Over 150 McGill students gathered in the Leacock auditorium on Saturday for a full day of workshops hosted by the National Geographic Young Explorers Grants Program. The workshops featured National Geographic explorers and past grant recipients, who provided students with tips on how to develop project ideas and write effective grant proposals.

The workshops were also part of an effort by National Geographic to encourage environmental conservation efforts among young people.
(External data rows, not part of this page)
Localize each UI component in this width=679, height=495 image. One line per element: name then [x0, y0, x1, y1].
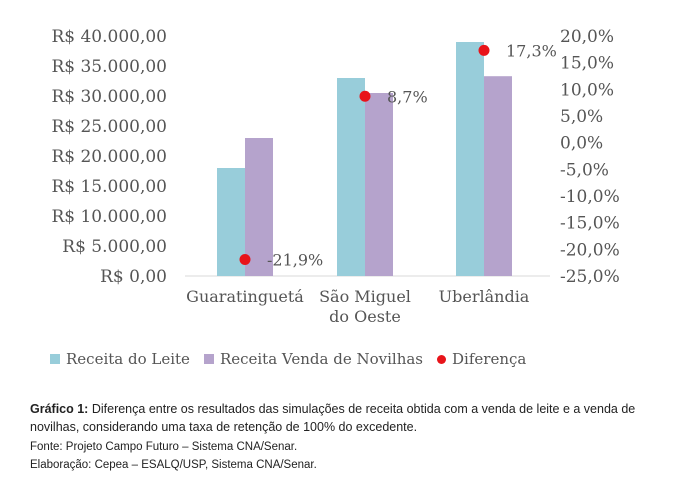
caption-main: Gráfico 1: Diferença entre os resultados…: [30, 400, 660, 436]
left-tick-label: R$ 10.000,00: [51, 207, 167, 227]
legend-swatch: [50, 354, 60, 364]
left-tick-label: R$ 35.000,00: [51, 57, 167, 77]
legend-swatch: [203, 354, 214, 364]
category-label: Uberlândia: [439, 287, 530, 306]
legend: Receita do Leite Receita Venda de Novilh…: [50, 350, 670, 368]
difference-marker: [478, 44, 490, 56]
right-tick-label: 20,0%: [560, 27, 614, 47]
category-label: do Oeste: [329, 307, 401, 326]
right-tick-label: -10,0%: [560, 187, 620, 207]
difference-marker: [359, 90, 371, 102]
left-axis-ticks: R$ 0,00 R$ 5.000,00 R$ 10.000,00 R$ 15.000,…: [51, 27, 167, 287]
bar: [484, 76, 512, 276]
right-tick-label: 10,0%: [560, 80, 614, 100]
left-tick-label: R$ 30.000,00: [51, 87, 167, 107]
right-tick-label: -25,0%: [560, 267, 620, 287]
figure-label: Gráfico 1:: [30, 402, 89, 416]
left-tick-label: R$ 15.000,00: [51, 177, 167, 197]
legend-item-receita-novilhas: Receita Venda de Novilhas: [203, 350, 424, 368]
right-tick-label: -15,0%: [560, 214, 620, 234]
caption-text: Diferença entre os resultados das simula…: [30, 402, 636, 434]
chart: R$ 0,00 R$ 5.000,00 R$ 10.000,00 R$ 15.000,…: [51, 27, 620, 326]
caption-credit: Elaboração: Cepea – ESALQ/USP, Sistema C…: [30, 459, 317, 471]
difference-markers: -21,9% 8,7% 17,3%: [239, 41, 557, 269]
right-tick-label: 15,0%: [560, 54, 614, 74]
right-tick-label: -5,0%: [560, 160, 609, 180]
legend-label: Diferença: [452, 350, 527, 368]
bar: [456, 42, 484, 276]
legend-item-diferenca: Diferença: [437, 350, 526, 368]
bar: [245, 138, 273, 276]
bar: [337, 78, 365, 276]
bar: [365, 93, 393, 276]
difference-marker: [239, 253, 251, 265]
legend-dot: [437, 354, 447, 364]
left-tick-label: R$ 0,00: [100, 267, 167, 287]
legend-label: Receita do Leite: [66, 350, 190, 368]
bars: [217, 42, 512, 276]
right-tick-label: 5,0%: [560, 107, 603, 127]
caption-source: Fonte: Projeto Campo Futuro – Sistema CN…: [30, 441, 298, 453]
right-tick-label: -20,0%: [560, 240, 620, 260]
left-tick-label: R$ 40.000,00: [51, 27, 167, 47]
left-tick-label: R$ 25.000,00: [51, 117, 167, 137]
category-label: São Miguel: [319, 287, 411, 306]
figure-caption: Gráfico 1: Diferença entre os resultados…: [30, 400, 660, 474]
legend-item-receita-leite: Receita do Leite: [50, 350, 190, 368]
right-tick-label: 0,0%: [560, 134, 603, 154]
left-tick-label: R$ 5.000,00: [62, 237, 167, 257]
data-label: 8,7%: [387, 87, 428, 106]
legend-label: Receita Venda de Novilhas: [219, 350, 424, 368]
data-label: -21,9%: [267, 250, 323, 269]
left-tick-label: R$ 20.000,00: [51, 147, 167, 167]
category-label: Guaratinguetá: [186, 287, 304, 306]
right-axis-ticks: -25,0% -20,0% -15,0% -10,0% -5,0% 0,0% 5,0% 10,…: [560, 27, 620, 287]
data-label: 17,3%: [506, 41, 557, 60]
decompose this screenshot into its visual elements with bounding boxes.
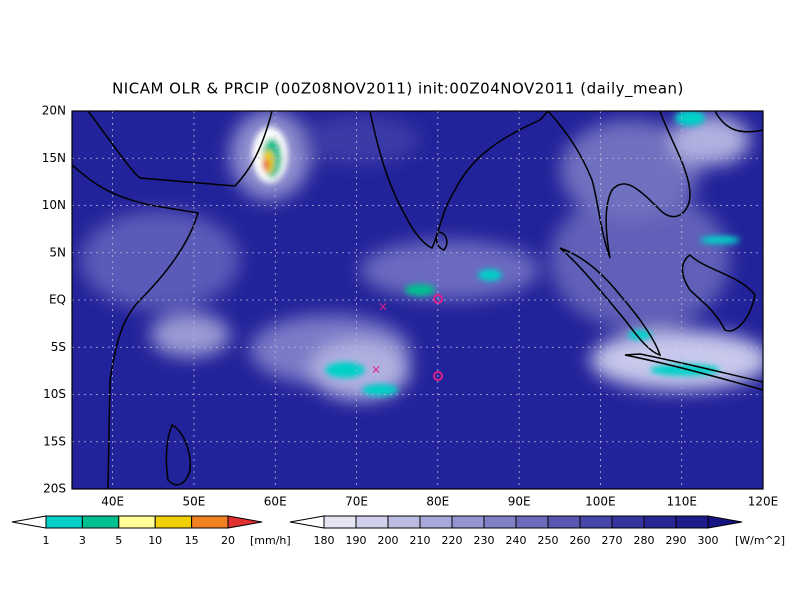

The Young Explorers Grants give aspiring scientists and researchers between the ages of 18 and 25 a chance to conduct their own field research in topics ranging from archaeology to photojournalism to evolutionary biology.

Four McGill students have been awarded these prestigious grants in the past.

Masters Biology student Andrea Reid was awarded a Young Explorers Grant in 2011. The grant funded a three-month project in Uganda to research the effect of the Nile perch – a large introduced alien predator – on the native fish population of the Lake Victoria Basin.

At the workshop, Reid spoke about her experiences and gave advice to students looking to obtain a grant of their own.

“Apply for everything, and be really specific,” she said. “Don’t just say ‘I want to save the whales.’ What kind of whales? Where? How? You have to know what you’re after.”

The workshop was followed by a presentation by renowned alpinist Conrad Anker – who spoke about his most recent expedition to Everest – as well as Kenny Broad, National Geographic’s 2011 Explorer of the Year, who shared highlights of his worldfamous diving expeditions to the Bahamas’ Blue Holes, the deepest underwater caves in the world.